The current memory model also does not prohibit combining adjacent stores to the same location, i.e. simply replacing them with the final store. This is generally indistinguishable from scheduling threads so that the intermediate stores are simply not seen.
Once again, combining an unbounded number of consecutive stores in this way is strongly discouraged, but currently not formally disallowed.
In this way atomics are very different from volatiles. Volatiles guarantee that the right number of memory operations are performed, but do not guarantee atomicity. Atomics do guarantee atomicity, but allow consecutive operations to be combined.

Note that the reordering constraints imposed by atomics also have implications on common subexpression elimination or partial redundancy elimination. For example, it is not acceptable to transform

r1 = x + 1; r2 = v.load_acquire(); r3 = x + 1;

r1 = x + 1; r2 = v.load_acquire(); r3 = r1;

This would effectively move the second load of x to before the load_acquire(), i.e. in the wrong direction. This optimization would clearly not be performed by the more naive implementation that treats load_acquire() as an opaque function call.

On most fence-based architectures, we expect v.store_ordered(x) to be implemented as something like

fence_preventing_store_load_and_store_store_reordering;
v = x;
full_fence;

The full fence is typically needed to prevent reordering with a later atomic load. (Really we only need a fence that prevents store-load reordering. But typically this requires the most expensive fence.) It can be removed if the compiler can see that the next atomic load is preceded by a fence for another reason. Depending on the architecture, this may happen, for example, in the double-checked locking case.

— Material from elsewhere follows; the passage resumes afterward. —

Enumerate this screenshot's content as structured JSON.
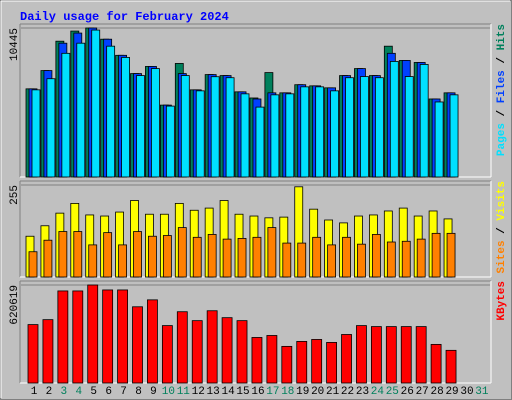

On X86 processors, we expect that the standard implementation of an ordered store will consist of a single xchg instruction, whose result is ignored. This is expected to provide both the necessary fencing and total ordering guarantees.

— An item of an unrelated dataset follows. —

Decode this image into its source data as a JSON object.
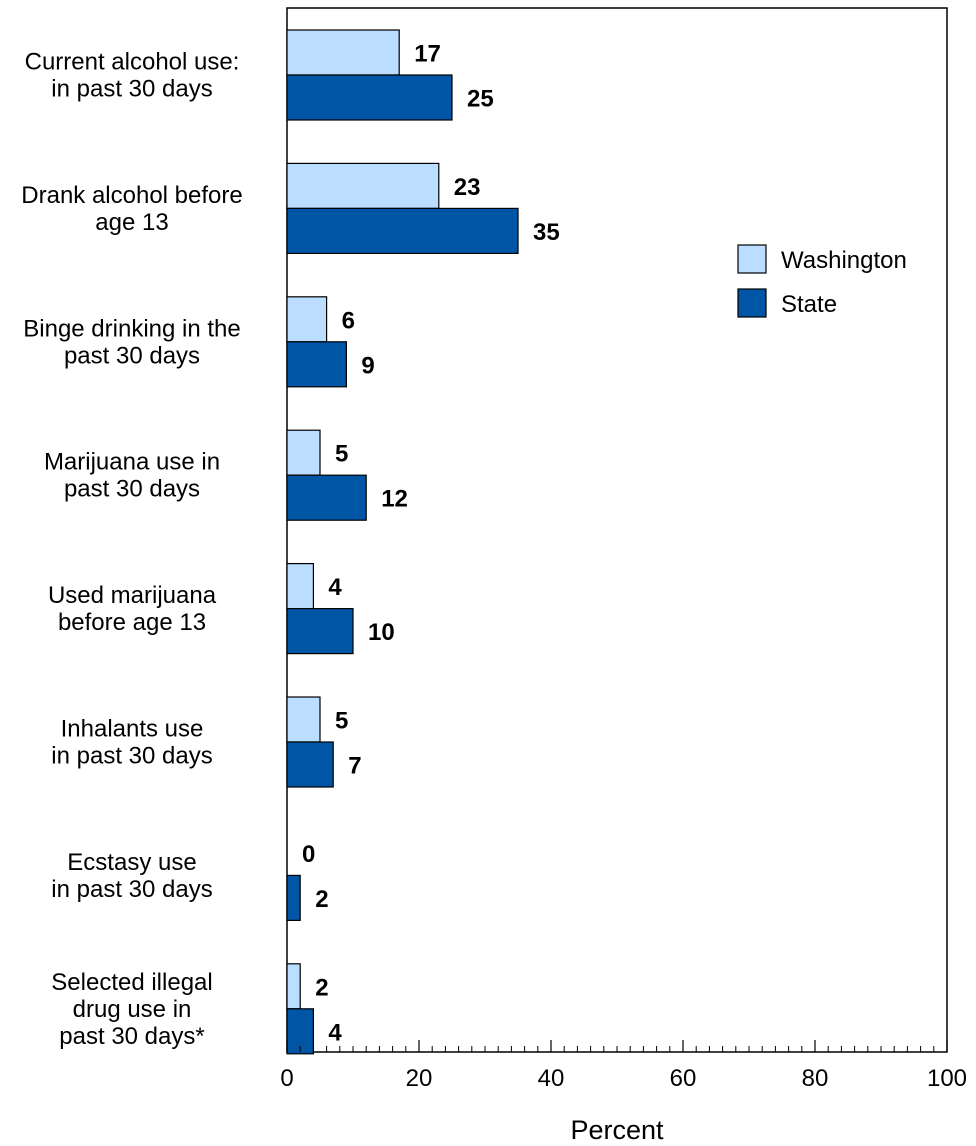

The store_release operation can usually be implemented without the trailing expensive fence. We expect that on X86 hardware it will be implemented as a plain store instruction, which implicitly provides the required ordering guarantees on that architecture.

On most architectures, both a sequentially consistent load and a load_acquire operation will be implemented with a load instruction, followed by a fence that provides both load-store and load-load ordering. In a few cases, a more expensive fence may be required. On X86, a simple load instruction is expected to suffice.

The proposed C++ sequentially consistent atomics are essentially equivalent to Java volatiles. Thus Doug Lea's JSR133 Cookbook also provides some useful implementation advice.